I purchased a house last summer, this winter I noticed the one room I am using for an office was extremely cold. It is half below ground. My first investigation into the chill found that on one of the block walls there was no insulation and on the other it was scraps of inch thick styrofoam. We framed it out and added proper insulation.

I am still noticing drafts and the half of the wall above ground is very cold to the touch. I opened up a section today and see that there is drywall to the attached garage, some batt fiberglass and the drywall to the room.

What should I do to reinsulate this wall? I would go with spray foam but with my finances I just cant afford it.


----------



## Gary in WA (Mar 11, 2009)

Welcome to the forum!

The foam board is the right idea below grade on a concrete block wall, not f.g.: http://www.buildingscience.com/documents/reports/rr-0202-basement-insulation-systems

The drafts are from not air sealing the drywall (caulking or rubber gasket) when installing or fire-stopping every 10' per code. Or a hole to the outside, holes in the top plate, no sill sealer or caulk bead along/under the p.t. plate on the concrete slab, air seal any outside penetrations in the siding- light boxes, hose-bibs, etc. 

Gary


----------



## jklingel (Dec 21, 2008)

cg: not to be spending your money for you, but if the rooms are cold to the touch, you are wasting (perhaps) a ton of money every winter and it may even be worth borrowing a little cash to air seal and insulate properly. if you are going to live there a while, your investment may be as good as any stock purchase. plus, the comfort factor is valuable. just a thought.


----------



## cg73 (Jan 28, 2012)

GBR - I took down the remainder of the drywall and you are right. 
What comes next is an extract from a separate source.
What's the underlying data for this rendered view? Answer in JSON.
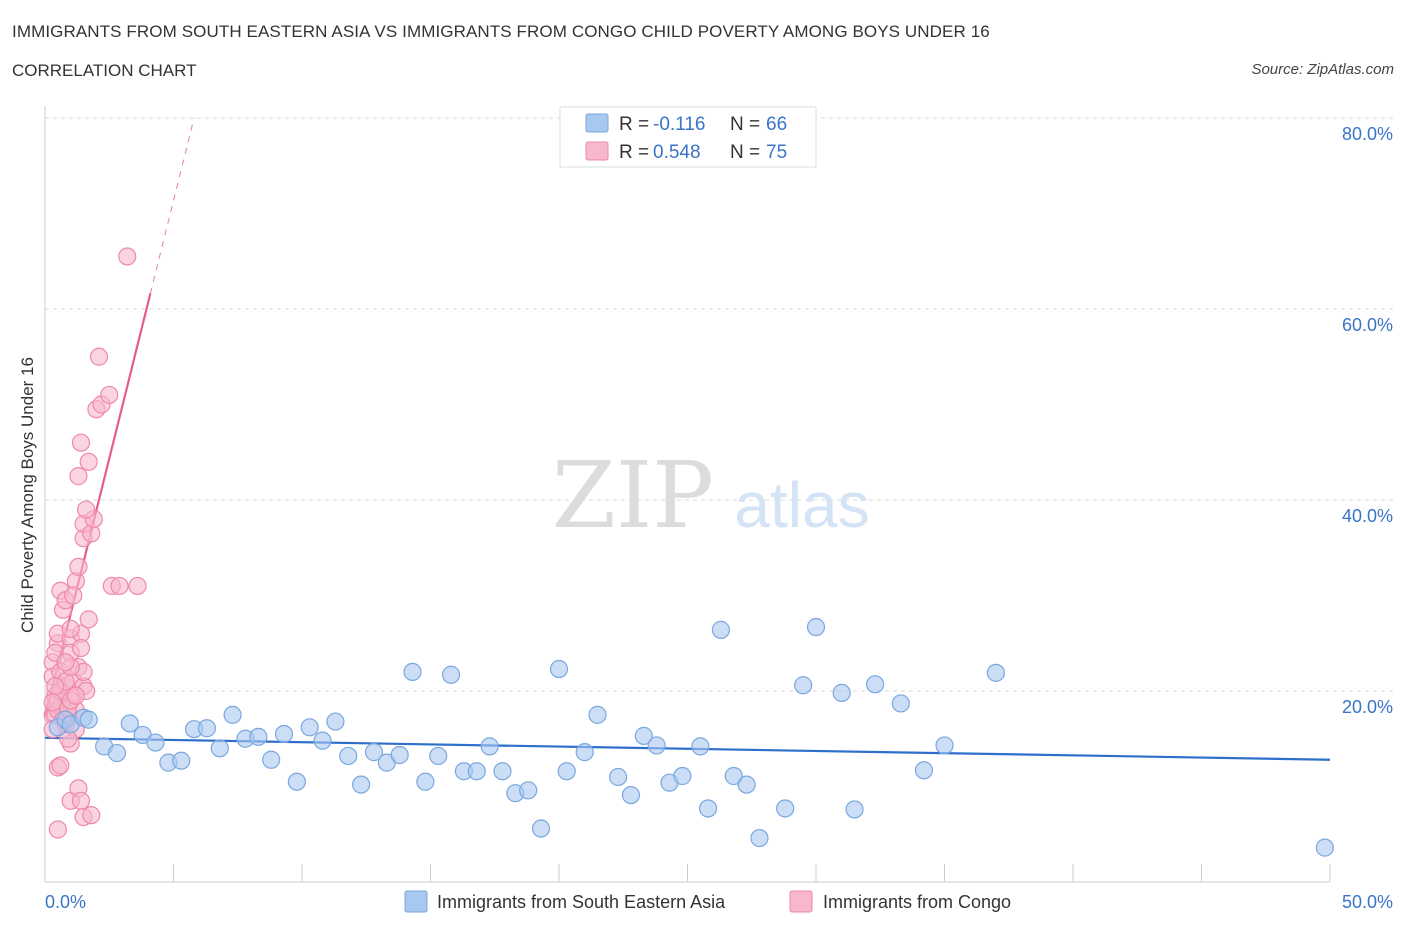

There is one outlet on the outside of the house that has all the plastic popped out and air is just blowing through it. The corner joint in the garage for the drywall is another major location of air penetration. There is also a light switch that is leaking. Going to be working on sealing all of that up.

My buddy (a HVAC guy) is going to be bringing a thermal camera over next weekend to see if we find any more areas that are leaking.


jk.....I am still debating. I plan on living here for quite a few years so you are right. The investment would probably be well worth it.


There is one location I wish I could get some insulation to but I have no idea how to pull it off. In the closet in this room the main water feed also comes in. This is another location where they just attached the drywall to the block wall. The water main isnt very far away from the drywall as it is so I am not sure how I could add any insulation to that area... Any ideas??


----------



## jklingel (Dec 21, 2008)

cg73 said:


> There is one location I wish I could get some insulation to but I have no idea how to pull it off.


 Can you get in w/ Great Stuff, or the like?


----------



## cg73 (Jan 28, 2012)

Not really there is a very little amount of space from the drywall to the water pipes.


----------



## cg73 (Jan 28, 2012)

I guess I should expand on that picture. Half of that wall is drywall on top of block, the top half is studded out. Not sure what I can do to the lower half to add some insulation.


----------



## Gary in WA (Mar 11, 2009)

Check with your local AHJ to see if they have a solution; foam board with drywall covering, etc. but remember to leave the supply lines uninsulated to the warm side of the room to help protect them.

Gary


----------



## cg73 (Jan 28, 2012)

Ahj??


----------



## Gary in WA (Mar 11, 2009)

Authority Having Jurisdiction (building official).

Gary


----------